誠実でありたいと思ったところで自分の性分である根暗が改善されない限り、これは叶わないのではないかとふと思った。彼女は「もしかして自分って明るいにんげんなのかもって最近思ったの」と話していたけれど、わたしはむしろ逆で、もしかしてやっぱり暗いにんげんなのではないかと考えている。
とにかく、こんなに哀しがってばかりではいけない、自分が手前勝手に泣き女をやっている分には好きにやればいいけれど、周りまで一緒に哀しい気持ちにさせるような節がある。ひとを不必要に暗い気持ちにさせたり傷つけたりするのはどうしたって害悪であるし、害悪は隠したいし、そういうものを隠すのは誠実とは言い難いし、すぐに哀しくなる性分では誠実になどなれないのではないか。もうずっとワルツを踊っていたい、当然踊ったことなどない。

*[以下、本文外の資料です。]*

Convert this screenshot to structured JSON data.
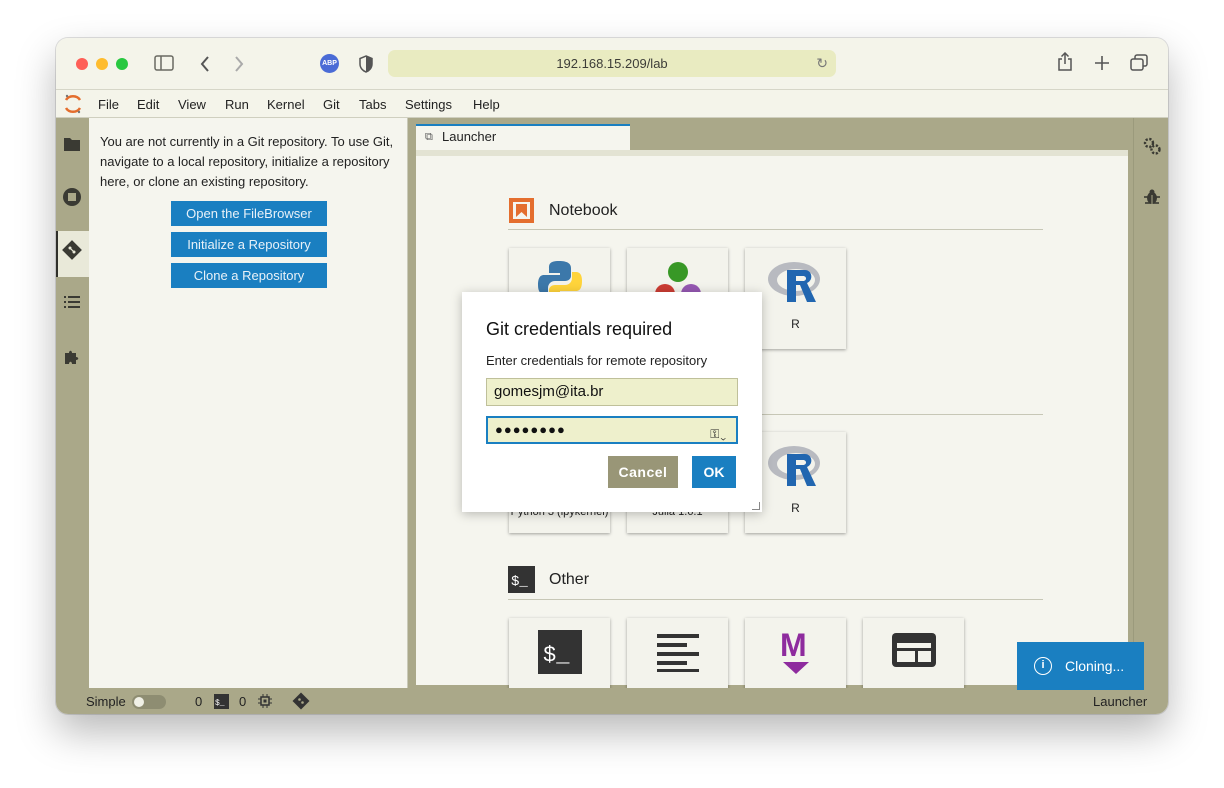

などということを考えながら天国より野蛮を聴いていたのも数日前。そのとき渦巻いていた言葉だって、その場で吐き出さないとすぐに消えてしまう。
久々にゆっくりと深みに沈んでゆくのがわかったけれど、憂鬱は誰にでも来るたちの悪い持病のようなものであるし、自棄にならずに舌で転がすくらいの余裕を見せたい。その余裕をごっそり持っていくのが憂鬱というものの性質と言えるのだろうけれど、過ぎてみればもう少し味わいたかった気もして学びがない。詩でも吐かなきゃ救われない。編む詩も吐く詩も大差ないのは若輩者だからです。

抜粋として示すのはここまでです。